Multiple news reports have confirmed that areas in the Philippines such as Palawan, Zamboanga, Sulu, and Tawi-Tawi have been identified by local authorities as critical entry points for cigarette smuggling, with illicit products entering from Indonesia, Malaysia, Cambodia, and Vietnam.

The TRACIT report also notes that other tobacco products such as smokeless tobacco are also vulnerable to illicit trade. Bans on e-cigarettes in Singapore and Thailand have contributed to an increase in the smuggling of vaping products from neighboring Malaysia, a major producer of e-cigarettes.

In Thailand, the TRACIT report found that “brands that are exported from Vietnam and Indonesia and that appear to have consignees based in Singapore, Hong Kong, Malaysia, and the United Arab Emirates are likely considered goods in transit which receive less scrutiny by Customs. These same brands are seized during law enforcement efforts in the Thai market; whereas Cambodia has exported brands destined for Thailand that are not sold legally in the market.”

The meeting updated recent progress in ASEAN customs integration, including the signing of the ASEAN Authorized Economic Operator Mutual Recognition Agreement (AAMRA). The agreement not only streamlines customs procedures for trusted businesses across ASEAN to ensure faster and smoother trade but also combats smuggling and trade fraud within the region.

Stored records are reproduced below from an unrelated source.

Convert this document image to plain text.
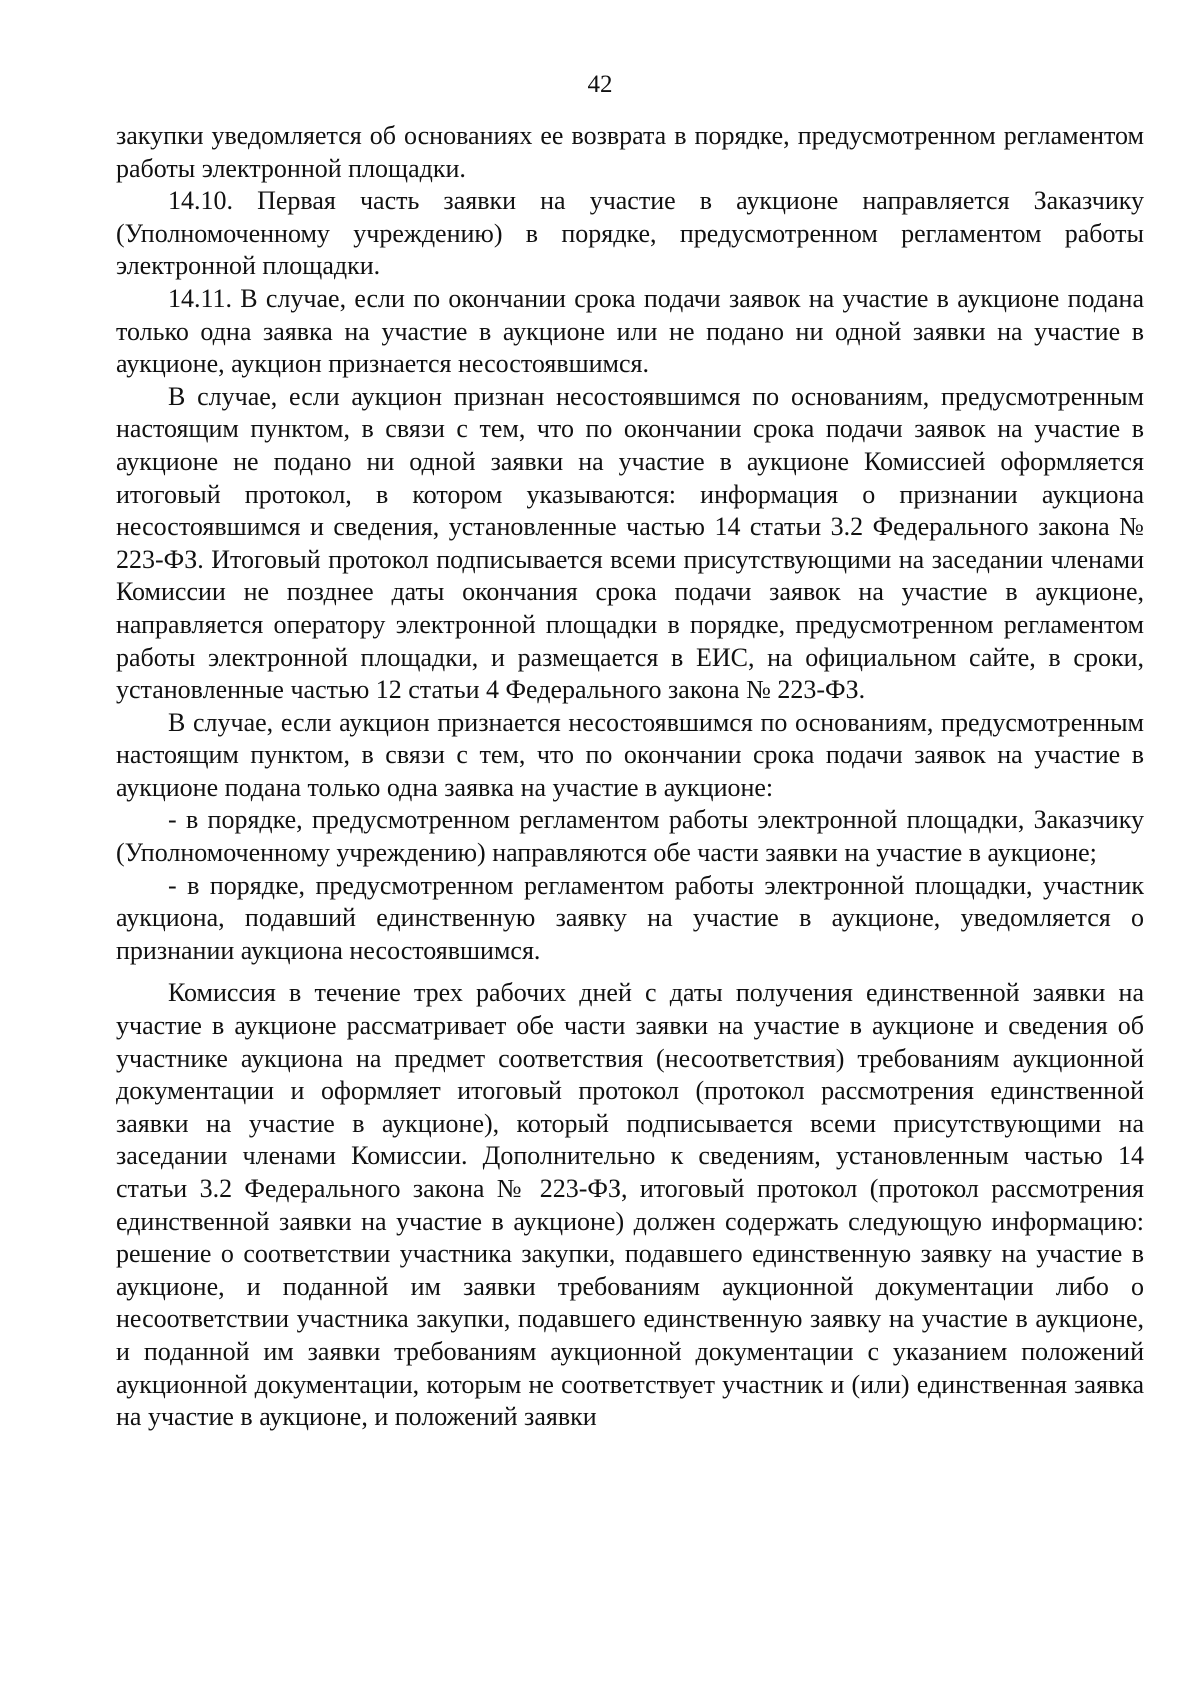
42

закупки уведомляется об основаниях ее возврата в порядке, предусмотренном регламентом работы электронной площадки.

14.10. Первая часть заявки на участие в аукционе направляется Заказчику (Уполномоченному учреждению) в порядке, предусмотренном регламентом работы электронной площадки.

14.11. В случае, если по окончании срока подачи заявок на участие в аукционе подана только одна заявка на участие в аукционе или не подано ни одной заявки на участие в аукционе, аукцион признается несостоявшимся.

В случае, если аукцион признан несостоявшимся по основаниям, предусмотренным настоящим пунктом, в связи с тем, что по окончании срока подачи заявок на участие в аукционе не подано ни одной заявки на участие в аукционе Комиссией оформляется итоговый протокол, в котором указываются: информация о признании аукциона несостоявшимся и сведения, установленные частью 14 статьи 3.2 Федерального закона № 223-ФЗ. Итоговый протокол подписывается всеми присутствующими на заседании членами Комиссии не позднее даты окончания срока подачи заявок на участие в аукционе, направляется оператору электронной площадки в порядке, предусмотренном регламентом работы электронной площадки, и размещается в ЕИС, на официальном сайте, в сроки, установленные частью 12 статьи 4 Федерального закона № 223-ФЗ.

В случае, если аукцион признается несостоявшимся по основаниям, предусмотренным настоящим пунктом, в связи с тем, что по окончании срока подачи заявок на участие в аукционе подана только одна заявка на участие в аукционе:

- в порядке, предусмотренном регламентом работы электронной площадки, Заказчику (Уполномоченному учреждению) направляются обе части заявки на участие в аукционе;

- в порядке, предусмотренном регламентом работы электронной площадки, участник аукциона, подавший единственную заявку на участие в аукционе, уведомляется о признании аукциона несостоявшимся.

Комиссия в течение трех рабочих дней с даты получения единственной заявки на участие в аукционе рассматривает обе части заявки на участие в аукционе и сведения об участнике аукциона на предмет соответствия (несоответствия) требованиям аукционной документации и оформляет итоговый протокол (протокол рассмотрения единственной заявки на участие в аукционе), который подписывается всеми присутствующими на заседании членами Комиссии. Дополнительно к сведениям, установленным частью 14 статьи 3.2 Федерального закона № 223-ФЗ, итоговый протокол (протокол рассмотрения единственной заявки на участие в аукционе) должен содержать следующую информацию: решение о соответствии участника закупки, подавшего единственную заявку на участие в аукционе, и поданной им заявки требованиям аукционной документации либо о несоответствии участника закупки, подавшего единственную заявку на участие в аукционе, и поданной им заявки требованиям аукционной документации с указанием положений аукционной документации, которым не соответствует участник и (или) единственная заявка на участие в аукционе, и положений заявки
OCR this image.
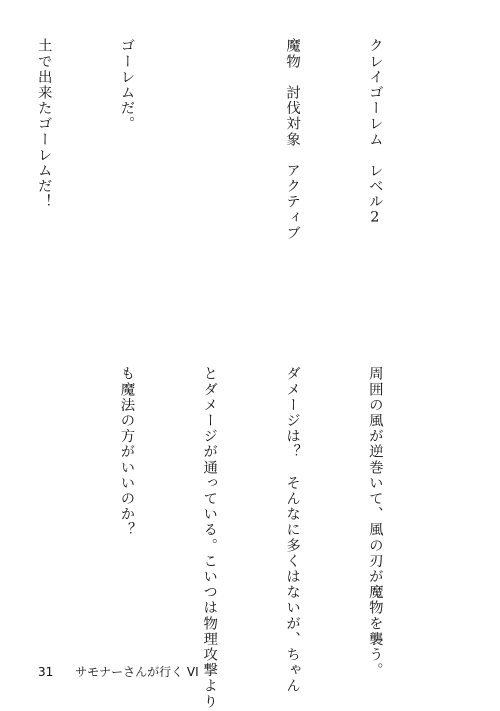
クレイゴーレム　レベル2

魔物　討伐対象　アクティブ

ゴーレムだ。

土で出来たゴーレムだ！

周囲の風が逆巻いて、風の刃が魔物を襲う。

ダメージは？　そんなに多くはないが、ちゃん

とダメージが通っている。こいつは物理攻撃より

も魔法の方がいいのか？

31 サモナーさんが行く VI
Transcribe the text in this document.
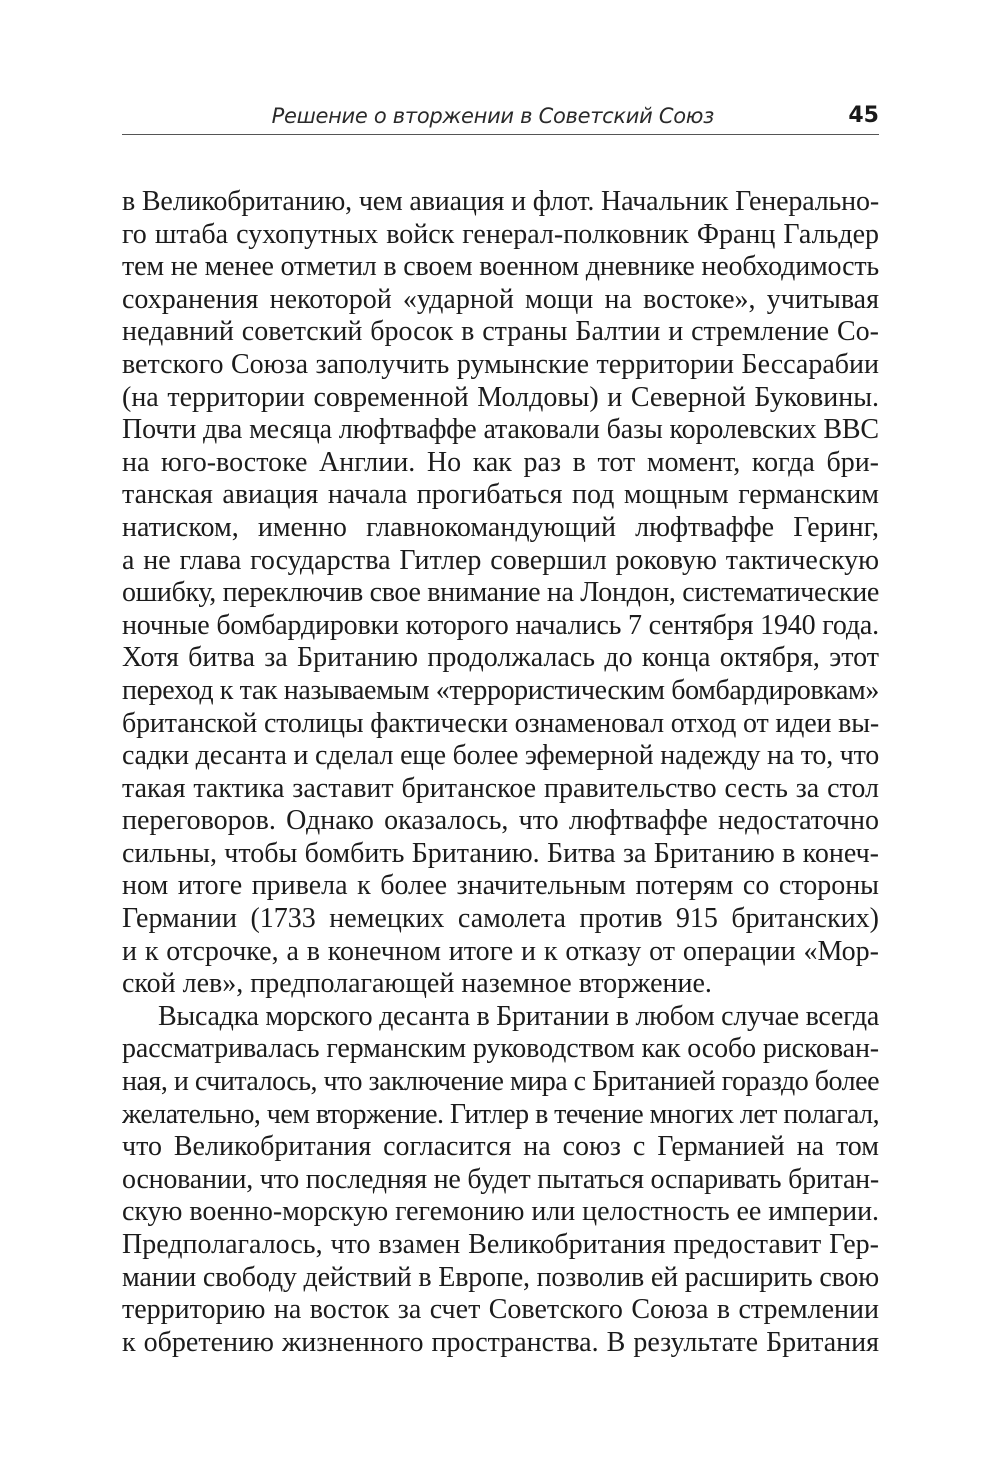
Решение о вторжении в Советский Союз	45
в Великобританию, чем авиация и флот. Начальник Генерально-
го штаба сухопутных войск генерал-полковник Франц Гальдер
тем не менее отметил в своем военном дневнике необходимость
сохранения некоторой «ударной мощи на востоке», учитывая
недавний советский бросок в страны Балтии и стремление Со-
ветского Союза заполучить румынские территории Бессарабии
(на территории современной Молдовы) и Северной Буковины.
Почти два месяца люфтваффе атаковали базы королевских ВВС
на юго-востоке Англии. Но как раз в тот момент, когда бри-
танская авиация начала прогибаться под мощным германским
натиском, именно главнокомандующий люфтваффе Геринг,
а не глава государства Гитлер совершил роковую тактическую
ошибку, переключив свое внимание на Лондон, систематические
ночные бомбардировки которого начались 7 сентября 1940 года.
Хотя битва за Британию продолжалась до конца октября, этот
переход к так называемым «террористическим бомбардировкам»
британской столицы фактически ознаменовал отход от идеи вы-
садки десанта и сделал еще более эфемерной надежду на то, что
такая тактика заставит британское правительство сесть за стол
переговоров. Однако оказалось, что люфтваффе недостаточно
сильны, чтобы бомбить Британию. Битва за Британию в конеч-
ном итоге привела к более значительным потерям со стороны
Германии (1733 немецких самолета против 915 британских)
и к отсрочке, а в конечном итоге и к отказу от операции «Мор-
ской лев», предполагающей наземное вторжение.
Высадка морского десанта в Британии в любом случае всегда
рассматривалась германским руководством как особо рискован-
ная, и считалось, что заключение мира с Британией гораздо более
желательно, чем вторжение. Гитлер в течение многих лет полагал,
что Великобритания согласится на союз с Германией на том
основании, что последняя не будет пытаться оспаривать британ-
скую военно-морскую гегемонию или целостность ее империи.
Предполагалось, что взамен Великобритания предоставит Гер-
мании свободу действий в Европе, позволив ей расширить свою
территорию на восток за счет Советского Союза в стремлении
к обретению жизненного пространства. В результате Британия
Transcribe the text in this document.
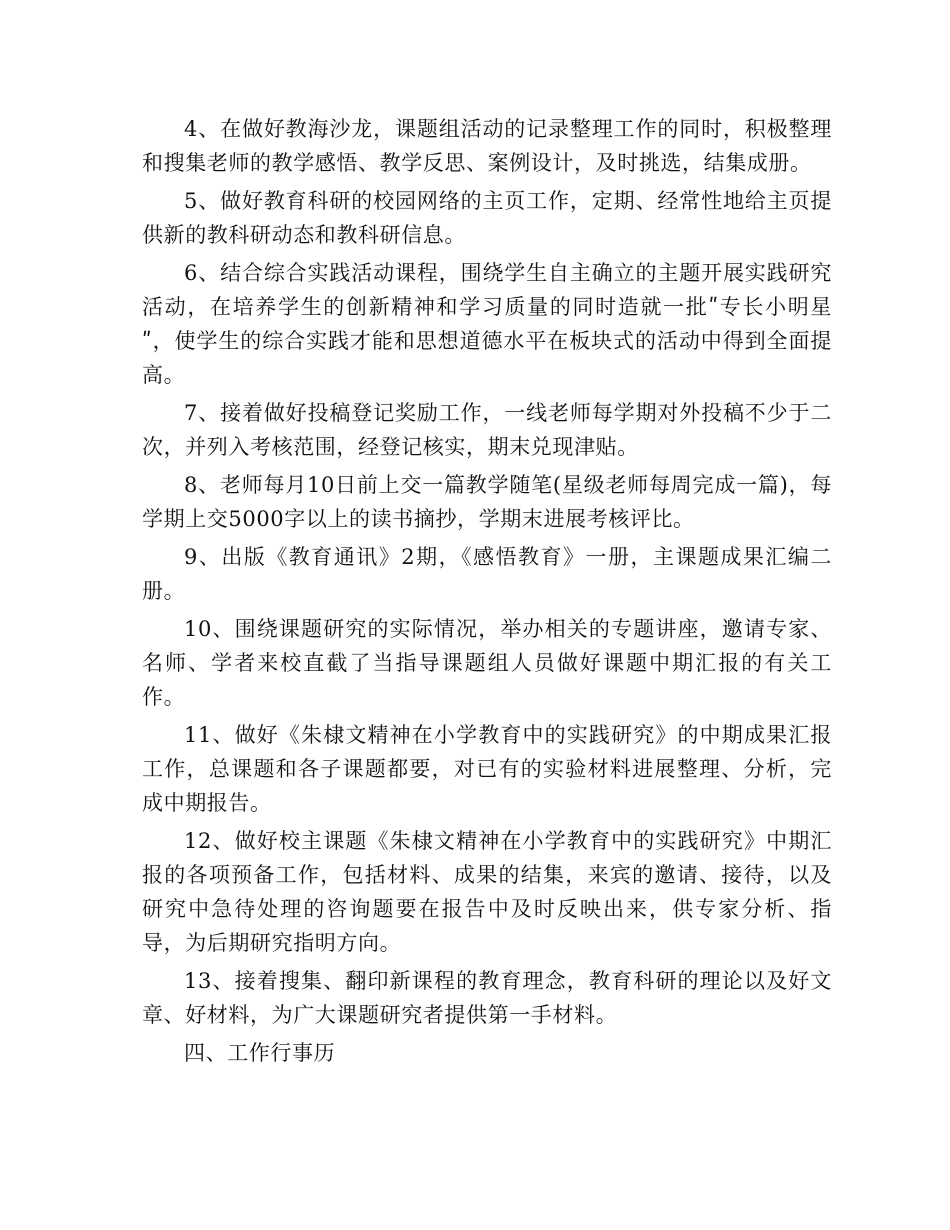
4、在做好教海沙龙，课题组活动的记录整理工作的同时，积极整理和搜集老师的教学感悟、教学反思、案例设计，及时挑选，结集成册。

5、做好教育科研的校园网络的主页工作，定期、经常性地给主页提供新的教科研动态和教科研信息。

6、结合综合实践活动课程，围绕学生自主确立的主题开展实践研究活动，在培养学生的创新精神和学习质量的同时造就一批ʺ专长小明星ʺ，使学生的综合实践才能和思想道德水平在板块式的活动中得到全面提高。

7、接着做好投稿登记奖励工作，一线老师每学期对外投稿不少于二次，并列入考核范围，经登记核实，期末兑现津贴。

8、老师每月10日前上交一篇教学随笔(星级老师每周完成一篇)，每学期上交5000字以上的读书摘抄，学期末进展考核评比。

9、出版《教育通讯》2期，《感悟教育》一册，主课题成果汇编二册。

10、围绕课题研究的实际情况，举办相关的专题讲座，邀请专家、名师、学者来校直截了当指导课题组人员做好课题中期汇报的有关工作。

11、做好《朱棣文精神在小学教育中的实践研究》的中期成果汇报工作，总课题和各子课题都要，对已有的实验材料进展整理、分析，完成中期报告。

12、做好校主课题《朱棣文精神在小学教育中的实践研究》中期汇报的各项预备工作，包括材料、成果的结集，来宾的邀请、接待，以及研究中急待处理的咨询题要在报告中及时反映出来，供专家分析、指导，为后期研究指明方向。

13、接着搜集、翻印新课程的教育理念，教育科研的理论以及好文章、好材料，为广大课题研究者提供第一手材料。

四、工作行事历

Six countries—the Philippines, Brunei, Indonesia, Malaysia, Singapore, and Thailand—have implemented the AAMRA pilot program.

A recent Joint Customs Control (JCC) operation resulting in the seizure of massive quantities of illegal tobacco products including 1,250 kilograms of dried tobacco leaves and over 50,000 packs of illicit cigarettes emerged successful due to the collaborative efforts of the Philippines, Malaysia, Singapore, Thailand, and Vietnam.

Noting that illicit traders now use online platforms to distribute counterfeits and illegal products, ASEAN countries also committed to work on developing guidelines for better information exchange between customs authorities and e-commerce operators to curb these activities.

The meeting also focused on discussing issues, including programs and solutions to complete the goals identified in the ASEAN Customs Development Strategy Plan for 2021-2025, with emphasis on exchanging electronic documents through the ASEAN Single Window and implementing the ASEAN Customs Transit System (ACTS) which simplifies customs procedures for goods moving between countries.

Vietnam Customs Director General Nguyen Van Can, ASEAN Customs Chair for 2024-2025, emphasized that it was time for ASEAN customs to “join hands for a new journey with higher targets on integration and connectivity,” to successfully realize the ASEAN vision of “One Vision, One Identity, One Community.”